これからの時代の人材には、自らの問題意識に基づき、課題を設定し、他者に正解を求めず、主体的に解を見出す能力、自らの意見を論理的に発信する能力、外国語によるコミュニケーション能力、幅広い教養(リベラル・アーツ)、多様性を尊重し、社会的、文化的な背景が異なる人々と協働して事業を遂行する能力などが求められます。また地球規模の課題を分野横断的な発想で解決する能力も必要です(経団連「今後の教育改革に関する基本的考え方」2016年4月)。JABEEは、大学や高等専門学校などの高等教育機関における技術者教育プログラムがこのような社会の要求を取り入れ、それにこたえられる技術者を育成していく活動をサポートすることを使命としています。また、技術者教育の国際的同等性を確保するため、技術者教育認定機関の世界的枠組みであるワシントン協定等の考え方に準拠した基準により審査し、認定しています。基準の中ではプログラム修了生が身につけているべき知識、能力として以下の(a)~(i)9項目を規定しています。
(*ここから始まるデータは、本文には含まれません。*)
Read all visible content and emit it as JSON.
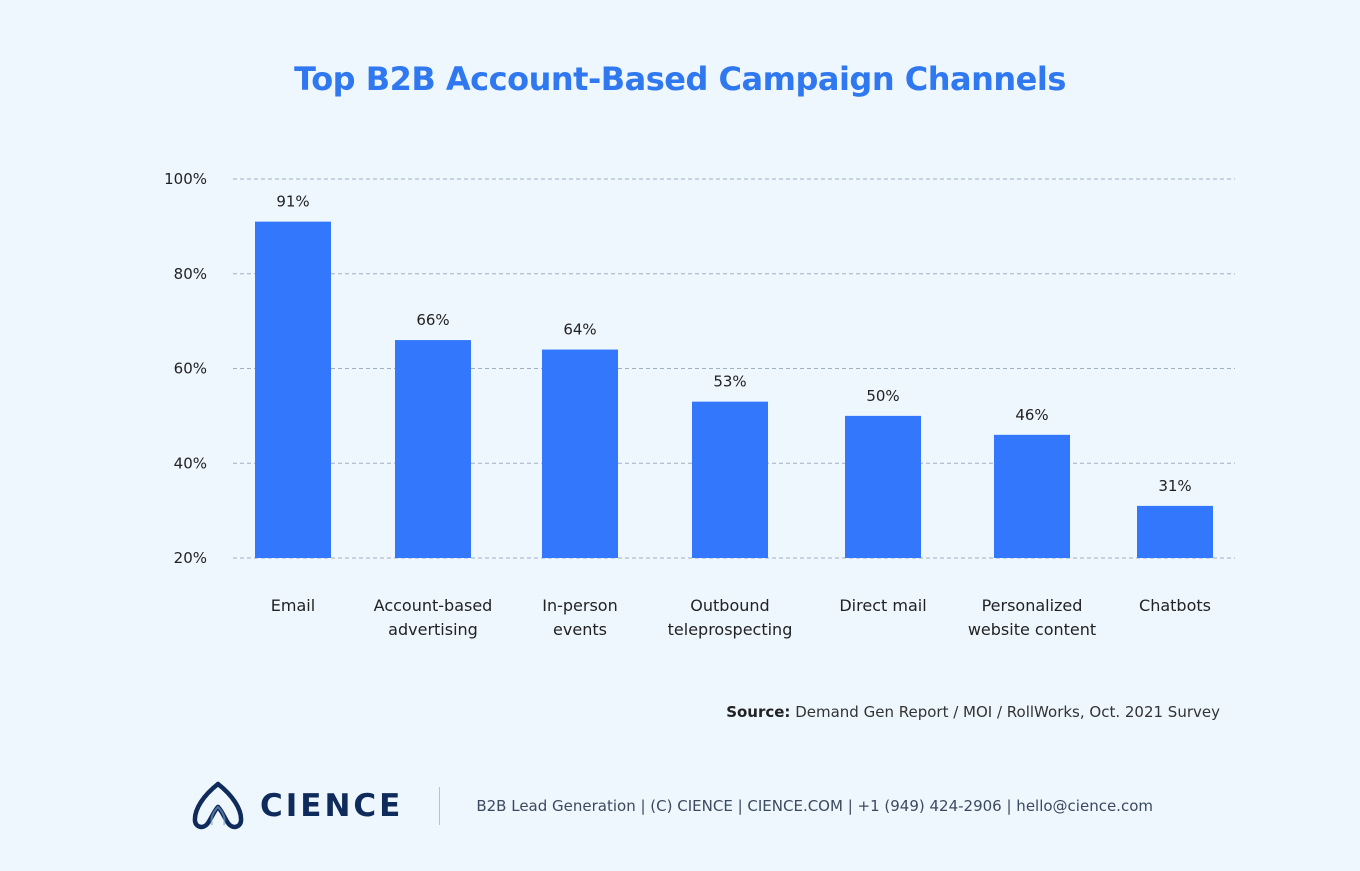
{
  "title": "Top B2B Account-Based Campaign Channels",
  "chart_data": {
    "type": "bar",
    "title": "Top B2B Account-Based Campaign Channels",
    "categories": [
      "Email",
      "Account-based\nadvertising",
      "In-person\nevents",
      "Outbound\nteleprospecting",
      "Direct mail",
      "Personalized\nwebsite content",
      "Chatbots"
    ],
    "values": [
      91,
      66,
      64,
      53,
      50,
      46,
      31
    ],
    "data_labels": [
      "91%",
      "66%",
      "64%",
      "53%",
      "50%",
      "46%",
      "31%"
    ],
    "ylim": [
      20,
      100
    ],
    "yticks": [
      100,
      80,
      60,
      40,
      20
    ],
    "ytick_labels": [
      "100%",
      "80%",
      "60%",
      "40%",
      "20%"
    ],
    "grid": true,
    "bar_color": "#3377fc",
    "xlabel": "",
    "ylabel": ""
  },
  "source": {
    "label": "Source:",
    "text": "Demand Gen Report / MOI / RollWorks, Oct. 2021 Survey"
  },
  "footer": {
    "brand": "CIENCE",
    "contact": "B2B Lead Generation | (C) CIENCE | CIENCE.COM | +1 (949) 424-2906 | hello@cience.com",
    "logo_icon": "cience-logo-icon"
  }
}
とくに科学技術の知識だけでなく、デザイン能力、コミュニケーション能力、チームワーク能力、技術者倫理など、世界に通用する技術者としての知識、能力を網羅しています。
履修生の方は、国際標準を満たすこれらの知識、能力を修得しつつあることを認識し、自信をもって課題に取り組んでください。
修了生の方は身につけた知識、能力を社会で生かすとともに、継続的に研鑽に努めるようお願いします。

  1. (a) 地球的視点から多面的に物事を考える能力とその素養
  2. (b) 技術が社会や自然に及ぼす影響や効果、及び技術者が社会に対して負っている責任に
      関する理解
  3. (c) 数学及び自然科学に関する知識とそれらを応用する能力
  4. (d) 当該分野において必要とされる専門的知識とそれらを応用する能力
  5. (e) 種々の科学、技術及び情報を活用して社会の要求を解決するためのデザイン能力
  6. (f) 論理的な記述力、口頭発表力、討議等のコミュニケーション能力
  7. (g) 自主的、継続的に学習する能力
  8. (h) 与えられた制約の下で計画的に仕事を進め、まとめる能力
  9. (i) チームで仕事をするための能力

認定プログラム修了生であること

就職活動において

技術系職員の採用において、JABEE認定プログラムの修了生を優先する自治体も出ています。
企業は学生に対して職業人としての基礎能力を備え,デザイン能力など創造的な能力を持つ人材を求めています。JABEE認定プログラムで身につけた(a)~(i)9項目の知識、能力は、企業のニーズに合致したものであり、就職活動において自信をもってJABEE認定プログラム修了生であることを主張してください。

技術士資格の取得

技術士は国家資格であり、高度な技術的経験と能力を持つことを公に認めるもので、第一次(基礎的知識・能力)と第二次(実務知識・能力)の二段階の試験が行われます。JABEE認定プログラムの修了生は、第一次試験が免除されます。技術士については具体的には 「技術士への道」のページを参照してください。

海外での活躍の道を開く

JABEEが行っている技術者教育プログラムの認定は、世界的なネットワークのもとに行っているものです。発端は、米英などの6か国による、技術者教育の質保証のシステムの同等性を相互に承認するワシントン協定の誕生です。この協定は1989年に締結されました。JABEEは設立当初からこの協定を重視し、2005年に7番目の団体として加盟しました。現在は、中国、韓国、シンガポール等のアジア各国のほか、中南米にも広がり、18ヵ国が加盟しています。ワシントン協定の趣旨は教育の質保証システムの実質的同等性の相互承認であり、今のところ他国の認定プログラム修了生も自国の修了生と同等に扱うには至っていません。しかし、マレーシアのようにワシントン協定加盟団体が認定したプログラム以外の学科に留学した場合は国費留学生としない、あるいは留学後に帰国しても一部の公務員試験や専門職能資格の受験ができないなど、国内制度に結び付ける国も出ています。また、海外で技術者として働く際に(日本の法人から派遣されて海外で働く場合も含む)、認定プログラムの修了生であることが条件になる場合がありますので、ご留意ください。